Precious gasoline is un-loaded from C-109 (Liberator converted for fuel cargo) on airstrip at Myitkyina, Burma.

    Official visitors have brought back praise for this Army engineering feat. Congressman Mansfield of Montana told the House of Representatives about the "epic job" of the American engineers in the Burma jungles. He spoke of sections where the pipe was trucked as far as it would go and then dragged by bulldozers. Rafts and pontoons with outboard motors were called upon when pipe had to cross the thousand swamps and streams. Over the numerous ravines, the pipe had to be hung on cables.
    Pipe lines are used because they can send liquids rapidly over terrain too rugged or distances too long for other means of transportation and relieve congestion where road capacity is limited. All these conditions are present in the China-Burma-India Theater.

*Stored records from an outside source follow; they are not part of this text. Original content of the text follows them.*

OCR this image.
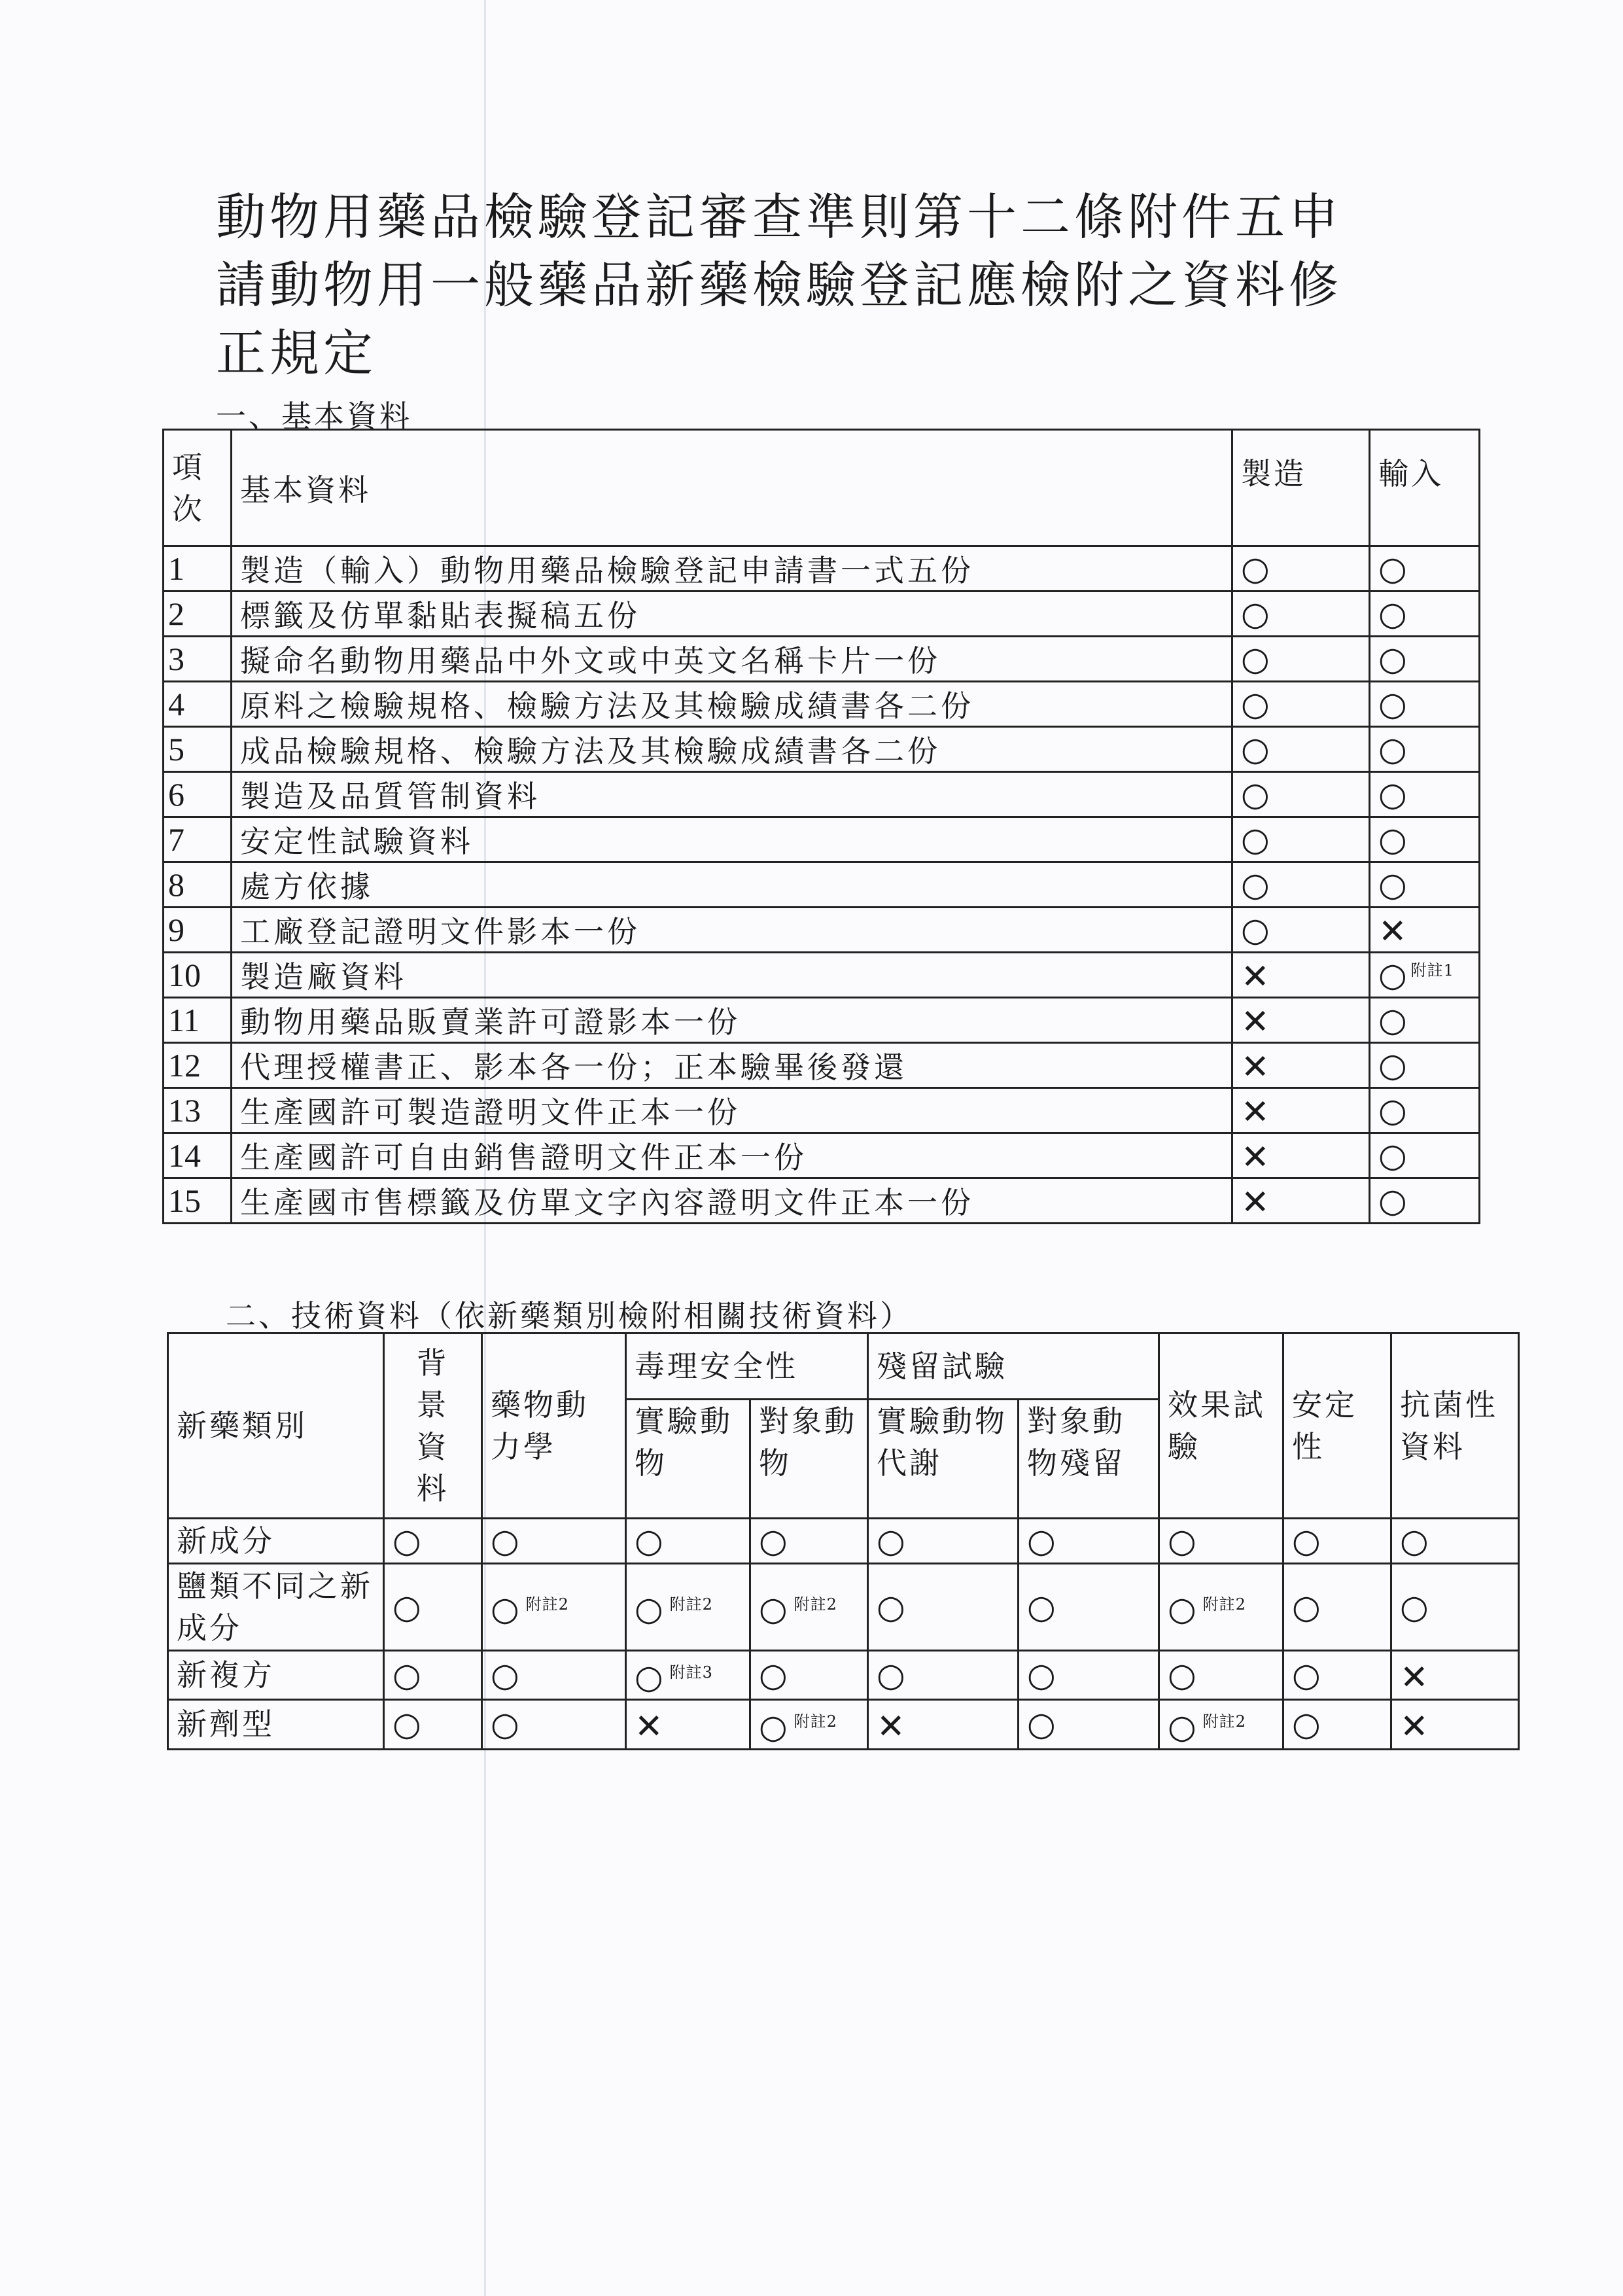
動物用藥品檢驗登記審查準則第十二條附件五申請動物用一般藥品新藥檢驗登記應檢附之資料修正規定
一、基本資料
項次	基本資料	製造	輸入
1	製造（輸入）動物用藥品檢驗登記申請書一式五份	○	○
2	標籤及仿單黏貼表擬稿五份	○	○
3	擬命名動物用藥品中外文或中英文名稱卡片一份	○	○
4	原料之檢驗規格、檢驗方法及其檢驗成績書各二份	○	○
5	成品檢驗規格、檢驗方法及其檢驗成績書各二份	○	○
6	製造及品質管制資料	○	○
7	安定性試驗資料	○	○
8	處方依據	○	○
9	工廠登記證明文件影本一份	○	✕
10	製造廠資料	✕	○ $^{附註1}$
11	動物用藥品販賣業許可證影本一份	✕	○
12	代理授權書正、影本各一份；正本驗畢後發還	✕	○
13	生產國許可製造證明文件正本一份	✕	○
14	生產國許可自由銷售證明文件正本一份	✕	○
15	生產國市售標籤及仿單文字內容證明文件正本一份	✕	○
二、技術資料（依新藥類別檢附相關技術資料）
新藥類別	背景資料	藥物動力學	毒理安全性		殘留試驗		效果試驗	安定性	抗菌性資料
			實驗動物	對象動物	實驗動物代謝	對象動物殘留			
新成分	○	○	○	○	○	○	○	○	○
鹽類不同之新成分	○	○ $^{附註2}$	○ $^{附註2}$	○ $^{附註2}$	○	○	○ $^{附註2}$	○	○
新複方	○	○	○ $^{附註3}$	○	○	○	○	○	✕
新劑型	○	○	✕	○ $^{附註2}$	✕	○	○ $^{附註2}$	○	✕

    Military pipe lines are usually laid out along a course which provides maximum concealment from enemy observation. Small brush may be an inconvenience in laying the line but it is left undisturbed because it provides camouflage. Light-weight pipe of the spiral or longitudinal weld types is commonly used. All pipe is grooved on each end to accommodate the Victaulic type of coupling and is supplied in standard lengths of 20 feet.
    This Victaulic coupling has made possible the speedy construction of military pipe lines even on unstable ground. The coupling allows for angular deflection and for contraction and expansion of the line. The ease with which it may be connected and disconnected has made the coupling the standard jointing device for all our pipe lines. It requires only one tool, a wrench.
    The coupling is composed of a malleable iron housing in two parts held together by two bolts, which mechanically engage the adjacent grooved pipe ends in a positive lock. A single continuous hollow-molded sealing gasket is so installed that internal pressure or vacuum serves only to increase the tightness of the seal. Bombs may drop and shells explode almost on top of the pipe, the concussion lifting the sections high into the air, but the couplings hold. Ordinarily pipe is distributed from trucks if road conditions permit. In the jungle or other rugged terrain, such as in Burma, pipe was carried by hand for great distances.

A wartime filling station in Italy. With no pipe lines laid, fuel cans had to be supplied tediously by truck.


    To force oil through the pipe, pumping stations are installed along the line. Earlier Army installations used the reciprocating pumps employed on commercial pipe lines, but they proved heavy and cumbersome in the jungle and mountain country, so the Army started using centrifugal pumps. A two-stage centrifugal unit now being used is equipped with sand traps to hold back any impurities and is designed for a working pressure of 700 pounds per square inch. A built-in increaser gear and complete manifolding allow the two stages of the pump to be operated either in series or parallel. When operating in series, the pump has a capacity of 200 barrels per hour at 200 pounds pressure.
    On downhill stretches of the lines, diaphragm-actuated regulators are used to reduce pressure in the line due to gravity. They are in a sense safety valves.
Engineers laden with pipe plod into jungle.
Map shows how pipe break is bypassed


    Normally a maintenance and repair crew is based at each pumping station. Security patrols are maintained along the line at all times to prevent sabotage, to search for small leaks and to report other mishaps to the line. These patrols are equipped with field telephones for communication with the pump station, which can quickly close down a line if necessary and prevent loss of oil or gasoline.
    The worst part of the Ledo pipe line will come when it is taken over the high mountains into China. But Army engineers are determined that the vital fluid shall get to China to enable the Chinese and their Allies to defeat the foe as quickly as possible.